Almost everyone who does any form of Drupal development uses Drush - it's the Swiss Army Knife of the Drupal world. Drush is the Drupal Shell, and it lets you do a whole lot of amazing things with Drupal sites without actually going to the site, logging in, and clicking buttons. It's a command-line tool (and since I'm an old UNIX hand, it's just right for me.
Despite the fact that we all use Drush, it's pretty clear that some of us use it better than others. I'm often really impressed with seeing someone else use it effectively, with powerful aliases, and doing workflow things with drush that I could hardly imagine. And let's face it, we can't always have a mentor at hand.

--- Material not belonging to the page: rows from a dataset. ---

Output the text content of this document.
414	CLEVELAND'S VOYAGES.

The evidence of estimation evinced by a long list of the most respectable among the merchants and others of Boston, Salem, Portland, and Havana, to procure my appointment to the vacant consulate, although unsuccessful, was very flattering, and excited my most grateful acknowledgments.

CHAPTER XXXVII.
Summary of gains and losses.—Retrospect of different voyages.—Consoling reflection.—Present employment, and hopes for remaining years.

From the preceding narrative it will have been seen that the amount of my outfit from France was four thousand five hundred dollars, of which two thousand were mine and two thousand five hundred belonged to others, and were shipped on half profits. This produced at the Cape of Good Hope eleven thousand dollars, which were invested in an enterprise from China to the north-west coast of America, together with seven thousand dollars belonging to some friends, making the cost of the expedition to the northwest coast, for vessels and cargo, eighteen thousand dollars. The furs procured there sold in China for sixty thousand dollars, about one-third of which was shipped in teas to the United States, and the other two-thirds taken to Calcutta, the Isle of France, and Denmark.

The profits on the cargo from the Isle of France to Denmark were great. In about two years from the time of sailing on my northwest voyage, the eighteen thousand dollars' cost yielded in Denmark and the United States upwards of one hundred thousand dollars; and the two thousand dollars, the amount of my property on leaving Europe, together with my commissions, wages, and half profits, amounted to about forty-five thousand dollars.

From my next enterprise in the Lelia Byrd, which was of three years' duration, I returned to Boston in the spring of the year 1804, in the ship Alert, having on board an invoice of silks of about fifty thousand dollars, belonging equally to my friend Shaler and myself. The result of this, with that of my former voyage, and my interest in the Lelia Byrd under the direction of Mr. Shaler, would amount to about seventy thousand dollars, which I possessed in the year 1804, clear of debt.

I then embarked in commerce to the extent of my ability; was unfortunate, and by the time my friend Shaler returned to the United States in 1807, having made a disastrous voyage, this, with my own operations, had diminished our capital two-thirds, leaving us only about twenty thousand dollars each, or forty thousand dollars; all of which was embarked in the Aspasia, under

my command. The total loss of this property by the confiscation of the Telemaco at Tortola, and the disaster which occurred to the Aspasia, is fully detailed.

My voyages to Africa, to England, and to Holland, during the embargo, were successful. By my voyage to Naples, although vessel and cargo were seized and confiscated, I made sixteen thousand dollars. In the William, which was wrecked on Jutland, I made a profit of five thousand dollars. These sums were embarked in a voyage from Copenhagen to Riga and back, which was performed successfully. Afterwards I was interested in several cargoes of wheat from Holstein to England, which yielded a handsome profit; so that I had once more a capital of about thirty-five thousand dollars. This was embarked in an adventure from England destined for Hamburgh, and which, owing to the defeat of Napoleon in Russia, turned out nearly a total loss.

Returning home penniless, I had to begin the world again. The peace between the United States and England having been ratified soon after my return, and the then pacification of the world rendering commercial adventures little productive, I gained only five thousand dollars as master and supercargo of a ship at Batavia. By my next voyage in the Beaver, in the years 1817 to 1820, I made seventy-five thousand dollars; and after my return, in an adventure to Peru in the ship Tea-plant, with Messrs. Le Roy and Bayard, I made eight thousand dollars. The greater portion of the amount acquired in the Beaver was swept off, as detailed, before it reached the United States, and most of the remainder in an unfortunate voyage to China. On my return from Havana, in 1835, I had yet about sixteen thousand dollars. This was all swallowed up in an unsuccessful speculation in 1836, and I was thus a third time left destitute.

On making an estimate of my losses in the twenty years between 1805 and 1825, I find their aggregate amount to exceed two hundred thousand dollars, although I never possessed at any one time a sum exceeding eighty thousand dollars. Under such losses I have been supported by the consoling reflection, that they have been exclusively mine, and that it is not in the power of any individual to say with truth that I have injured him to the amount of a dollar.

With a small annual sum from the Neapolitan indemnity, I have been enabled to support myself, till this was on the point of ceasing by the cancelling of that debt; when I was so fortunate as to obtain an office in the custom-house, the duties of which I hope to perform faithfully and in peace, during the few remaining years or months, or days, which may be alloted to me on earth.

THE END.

This book, Drush for Developers Second Edition, can be your mentor. It's a pretty quick read (a little over 150 pages) as technical books go. It covers a lot of territory along the way, though. As all these books seem to do, it starts out with installing Drush on your server, and then moves forward into using it. Though I've been using Drush for some time now, I never have quite been able to grasp the more advanced uses, like using Drush to move code and features from development to test to production, for example. This book give a really good idea of how to do some of those functions.
It's also good at giving simple examples of doing things like developing code to interact with Drush, and getting the most out of Drush in a developer enviromnent.
The chapters in the book cover a lot
- Keeping your code and database synced up in different environments.
- Running and monitoring tasks in Drupal
- Doing debugging and error handling in Drush- I found this chapter particularly enlightening (and as it turns out I really wish I had read it last week when I desperately needed it.)
- Managing local and remote environments - running remote environments in Drush, and writing concise aliases.
- Setting up a development workflow using Drush - this gave me some great ideas for streamlining things I now do by hand - I'm really looking forward to trying this out.
Now if I only understood why this is the Second Edition when the first was apparently never published?